Developing country lenders drive virtual banking revolution - EIU
12 September 2012 | 4877 views | 0
A quiet revolution is occurring in the methods and composition of the global banking market as tech-savvy lenders in developing countries grab a major share of the pie, according to an Economist Intelligence Unit report.
Local banks in the emerging markets of Asia, Latin America, and Africa - such as Brazil's Banco Bradesco, India's HDFC and Kenya's Equity Bank and M-Pesa - are expanding rapidly, with plenty of scope for continued growth on their home turf.
Only eight years ago, rich-country banking systems accounted for over 90% of worldwide industry assets, according to EIU data. The financial crisis of 2008-09 marked the beginning of a global shift in the industry and developing-country lenders now account for about 24% of global banking assets, and this share will increase to over 35% by 2016.
This expansion is set to revolutionise banking methods, says the report, 'beyond branches: innovations in emerging-market banking', as innovative business models developed for lower-income markets are deployed across the developed world.
Branded bank branches will become increasingly irrelevant, as financial transactions take place more frequently on mobile phones, over the Internet, in partner retail locations and even through home visits.
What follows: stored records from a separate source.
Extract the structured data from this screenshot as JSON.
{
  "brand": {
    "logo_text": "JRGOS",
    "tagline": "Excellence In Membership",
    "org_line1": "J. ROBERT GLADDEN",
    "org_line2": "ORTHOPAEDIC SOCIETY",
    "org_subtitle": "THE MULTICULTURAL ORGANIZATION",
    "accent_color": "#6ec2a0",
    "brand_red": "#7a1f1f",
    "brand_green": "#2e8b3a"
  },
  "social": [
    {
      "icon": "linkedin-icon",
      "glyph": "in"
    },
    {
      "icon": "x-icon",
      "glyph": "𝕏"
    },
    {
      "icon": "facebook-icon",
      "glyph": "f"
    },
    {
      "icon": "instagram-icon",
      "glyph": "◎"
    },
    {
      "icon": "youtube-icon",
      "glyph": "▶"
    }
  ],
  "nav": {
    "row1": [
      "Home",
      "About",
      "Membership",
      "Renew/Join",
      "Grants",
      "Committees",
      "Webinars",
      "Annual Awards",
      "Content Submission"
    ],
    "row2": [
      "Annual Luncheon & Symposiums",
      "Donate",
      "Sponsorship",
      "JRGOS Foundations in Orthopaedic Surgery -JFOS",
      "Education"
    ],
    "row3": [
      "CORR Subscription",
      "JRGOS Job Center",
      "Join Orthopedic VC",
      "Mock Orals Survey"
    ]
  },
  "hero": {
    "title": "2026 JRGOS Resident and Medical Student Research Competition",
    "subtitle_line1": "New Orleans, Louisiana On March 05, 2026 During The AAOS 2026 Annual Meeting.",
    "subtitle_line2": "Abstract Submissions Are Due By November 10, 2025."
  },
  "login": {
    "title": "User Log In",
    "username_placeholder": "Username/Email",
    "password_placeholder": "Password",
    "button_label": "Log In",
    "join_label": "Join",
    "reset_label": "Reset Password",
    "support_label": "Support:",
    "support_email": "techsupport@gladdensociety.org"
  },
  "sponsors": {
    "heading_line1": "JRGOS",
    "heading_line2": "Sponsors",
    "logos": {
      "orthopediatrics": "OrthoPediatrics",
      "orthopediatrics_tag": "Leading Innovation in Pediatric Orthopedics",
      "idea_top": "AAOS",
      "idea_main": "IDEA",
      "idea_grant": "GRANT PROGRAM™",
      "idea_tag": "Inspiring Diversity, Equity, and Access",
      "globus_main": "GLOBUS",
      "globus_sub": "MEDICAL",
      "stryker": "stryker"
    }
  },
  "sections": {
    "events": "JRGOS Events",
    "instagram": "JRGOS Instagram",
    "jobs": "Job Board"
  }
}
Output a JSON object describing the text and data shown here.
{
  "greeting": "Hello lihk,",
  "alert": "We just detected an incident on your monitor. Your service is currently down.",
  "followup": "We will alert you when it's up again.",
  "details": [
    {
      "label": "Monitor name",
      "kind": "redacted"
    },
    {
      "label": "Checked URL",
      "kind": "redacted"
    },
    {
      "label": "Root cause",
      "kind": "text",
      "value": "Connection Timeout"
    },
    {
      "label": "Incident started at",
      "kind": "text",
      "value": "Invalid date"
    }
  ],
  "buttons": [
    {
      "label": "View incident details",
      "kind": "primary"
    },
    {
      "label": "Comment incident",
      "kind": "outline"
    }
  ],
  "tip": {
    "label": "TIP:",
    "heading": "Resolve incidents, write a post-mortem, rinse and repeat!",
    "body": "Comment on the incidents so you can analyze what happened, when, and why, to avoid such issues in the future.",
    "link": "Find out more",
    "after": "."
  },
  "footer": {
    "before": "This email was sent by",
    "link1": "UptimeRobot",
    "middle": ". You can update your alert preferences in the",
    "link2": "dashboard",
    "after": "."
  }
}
A gradual decline in the use of cash will also make branches and ATMs of steadily declining importance.
Mobile banking and payments have received the most attention, particularly in Africa, but the EIU highlights other technological breakthroughs as well, such as widespread wireless Internet access, which now allows banks to reconcile financial transactions as they take deposits, honour withdrawals and grant loans nearly anywhere.
Low-cost business models are another key driver, argues the report, with financial firms in developing countries accustomed to serving many low-balance account holders. To do so, they have created appropriate systems for customer service and account maintenance, often saving money by reducing their own costs for expensive staff and locations, instead relying more heavily on technology.
Jason Karaian, the report's author, says: "Tapping into underdeveloped markets has required a greater use of mobile and virtual banking. Now, as these new actors take to the global banking stage, they are set to transform the way the industry operates worldwide. This is both an opportunity and a major threat to the existing giants of world retail banking."